And is detachable from the carriage 66.

As an ink jet recording apparatus of another embodiment, a nozzle forming substrate having a plurality of nozzles, a pressure generating element made of a piezoelectric material and a conductive material disposed opposite to the nozzles, and a pressure generating element An on-demand ink jet recording head that includes ink filling the surroundings, displaces a pressure generating element by an applied voltage, and discharges small droplets of ink from a nozzle can be given. FIG. 7 shows a configuration example of a recording head which is a main part of the recording apparatus.

The head includes an ink flow path 80 communicating with an ink chamber (not shown), an orifice plate 81 for discharging ink droplets of a desired volume, a vibration plate 82 for directly applying pressure to ink, and a A piezoelectric element 83 joined to the vibration plate 82 and displaced by an electric signal; and a base 84 for supporting and fixing the orifice plate 81, the vibration plate 82 and the like.
It is composed of

In FIG. 7, an ink flow path 80 is formed of a photosensitive resin or the like, and a discharge port 85 is formed in an orifice plate 81 by drilling a metal such as stainless steel or nickel by electroforming or pressing. I have. The vibration plate 82 is formed of a metal film such as stainless steel, nickel, titanium or the like, a high elastic resin film, or the like.
Reference numeral 3 is formed of a dielectric material such as barium titanate or PZT.

The recording head having the above configuration is
By applying a pulsed voltage to the piezoelectric element 83, a strain stress is generated, and the energy deforms the vibration plate 82 bonded to the piezoelectric element 83, and vertically pressurizes the ink in the ink flow path 80. An operation is performed such that a droplet (not shown) is ejected from the ejection port 85 of the orifice plate to perform recording.
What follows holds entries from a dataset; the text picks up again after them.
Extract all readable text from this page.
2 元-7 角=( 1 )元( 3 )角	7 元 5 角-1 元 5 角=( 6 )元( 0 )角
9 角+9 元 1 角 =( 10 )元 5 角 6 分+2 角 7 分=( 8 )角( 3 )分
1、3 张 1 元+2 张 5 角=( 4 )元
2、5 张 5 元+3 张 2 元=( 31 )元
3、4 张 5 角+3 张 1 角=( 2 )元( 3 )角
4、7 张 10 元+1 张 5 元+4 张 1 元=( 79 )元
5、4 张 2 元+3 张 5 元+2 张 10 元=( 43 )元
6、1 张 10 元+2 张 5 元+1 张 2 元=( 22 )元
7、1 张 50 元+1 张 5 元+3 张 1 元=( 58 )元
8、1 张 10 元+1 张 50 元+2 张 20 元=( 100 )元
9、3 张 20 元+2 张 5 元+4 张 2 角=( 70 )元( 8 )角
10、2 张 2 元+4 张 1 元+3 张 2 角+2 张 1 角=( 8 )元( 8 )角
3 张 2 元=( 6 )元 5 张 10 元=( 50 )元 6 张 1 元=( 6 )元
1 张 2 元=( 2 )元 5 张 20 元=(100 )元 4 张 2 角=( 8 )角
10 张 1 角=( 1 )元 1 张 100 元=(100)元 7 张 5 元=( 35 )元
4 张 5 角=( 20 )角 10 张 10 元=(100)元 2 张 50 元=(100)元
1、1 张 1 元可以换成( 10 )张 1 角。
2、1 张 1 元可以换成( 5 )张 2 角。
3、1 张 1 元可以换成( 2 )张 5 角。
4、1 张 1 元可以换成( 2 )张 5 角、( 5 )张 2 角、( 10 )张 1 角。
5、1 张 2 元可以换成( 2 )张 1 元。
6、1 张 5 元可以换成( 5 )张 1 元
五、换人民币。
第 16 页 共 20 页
Such a recording head is used by being incorporated in a recording apparatus similar to that shown in FIG. The detailed operation of the recording apparatus may be performed in the same manner as described above.

When a color image is formed by the ink jet recording method according to the present embodiment, for example, five recording heads as shown in FIG.
Use the recording device listed above. FIG. 8 shows an example. Reference numerals 91, 92, 93, and 94 denote recording heads for ejecting inks of yellow, magenta, cyan, and black, respectively. Reference numeral 95 denotes a head for discharging a liquid composition. The head is arranged in the above-described printing apparatus, and discharges ink of each color according to a print signal. Further, the liquid composition is, for example, moved in a direction of an arrow of a carriage, and is previously attached to at least an image forming portion where the landing ink adheres to the recording medium.

FIG. 8 shows an example in which five recording heads are used. However, the present invention is not limited to this. As shown in FIG. 9, a single recording head can be used for yellow 101, magenta 102, cyan 103 and cyan 103. It is also preferable that the colored ink of black 104 and the liquid composition 105 be separated from each other in a liquid flow path. Of course, the heads may be arranged such that the recording order of each ink and the liquid composition is opposite to the above-described order.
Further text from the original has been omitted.